Les sondages d'opinion sont clairs: aux États-Unis, plus des 2/3 de la population pense que recevoir un vaccin COVID-19 devrait être volontaire. De plus, seul un petit pourcentage d’Américains ferait pression pour se faire vacciner dans le premier mois suivant la grande disponibilité d’un vaccin. La plupart semblent satisfaits de rester en retrait, vraisemblablement plus préoccupés par le moment où l'économie sera autorisée à rouvrir que le moment où ils pourront se faire vacciner.

Bien sûr, les opinions pourraient changer considérablement si quelque chose d'inattendu se produit entre maintenant et le moment où la FDA doit commencer à examiner les demandes Pfizer (et, éventuellement, Moderna) pour une approbation d'utilisation d'urgence. Comme nous le rappelle John Authers de Bloomberg, ce n’est pas un accord conclu.

Il est également concevable que quelque chose ne va pas avec la sécurité des vaccins ou le processus de fabrication. Plus précaire, il y a ce que l'on appelle «l'hésitation à la vaccination». Partout dans le monde, beaucoup hésitent à en prendre un. Voici les résultats d'enquêtes menées aux États-Unis et en Europe occidentale pour Deutsche Bank AG. Ils suggèrent que les politiciens pourraient être contraints de rendre les vaccinations obligatoires, ce qui pourrait rendre la politique de 2021 très dangereuse:

Les auteurs ont partagé un autre graphique de la DB montrant que les attitudes à l'égard des vaccins en Europe sont pour la plupart les mêmes qu'aux États-Unis, le Royaume-Uni enregistrant une acceptation généralement plus élevée des vaccins (peut-être qu'il pourrait y avoir une corrélation entre l'acceptation et les niveaux d'hystérie publique entraînés par une mortalité notablement plus élevée. les taux?).
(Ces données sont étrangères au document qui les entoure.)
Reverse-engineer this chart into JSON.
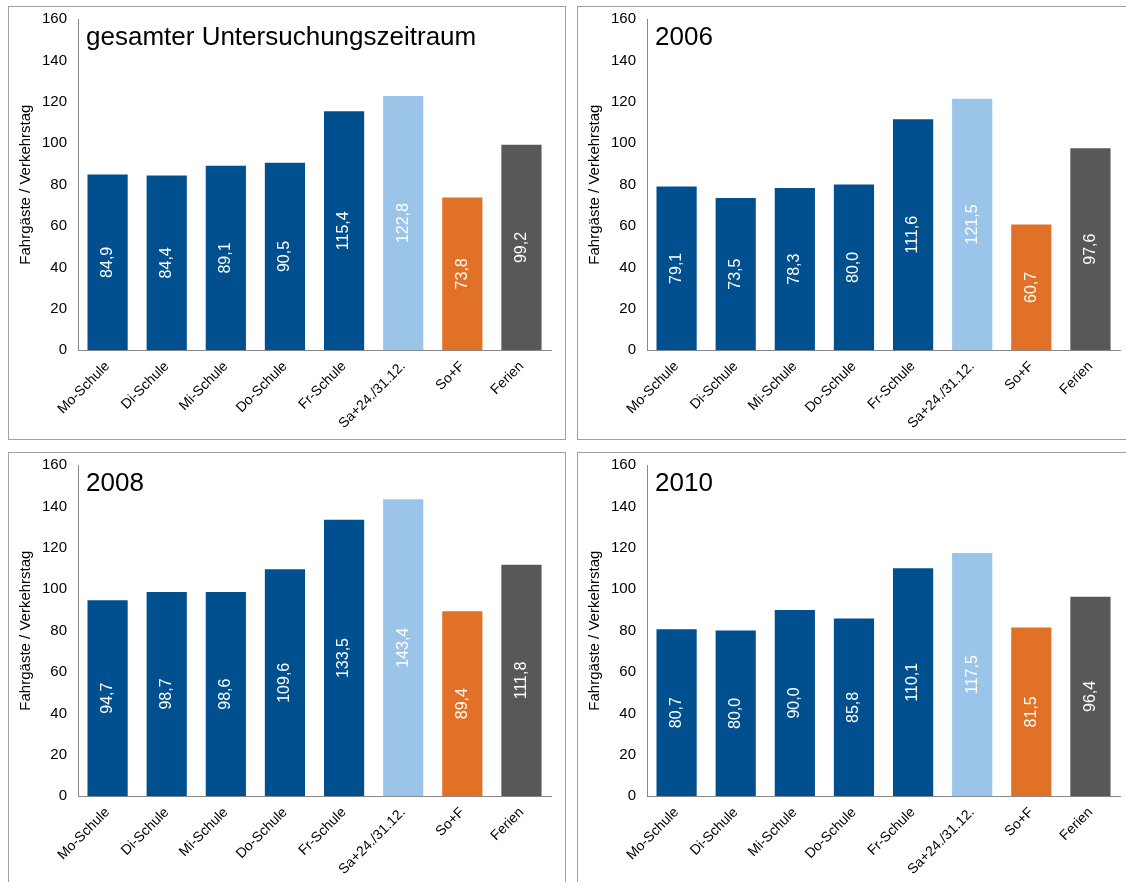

Au cours de la semaine dernière, le Dr Fauci a intensifié la rhétorique sur les sceptiques à l'égard des vaccins, les qualifiant de «menace sérieuse» pour la santé publique, tandis que des millions d'Américains se préparent à ignorer les directives du CDC et à voyager pour voir leur famille et leurs amis malgré la situation.

Se pourrait-il que, près d’un an après le début de la pire pandémie en un siècle, les attitudes du public à l’égard de la menace posée par le COVID-19 soient nettement plus laxistes que celles du Dr Fauci?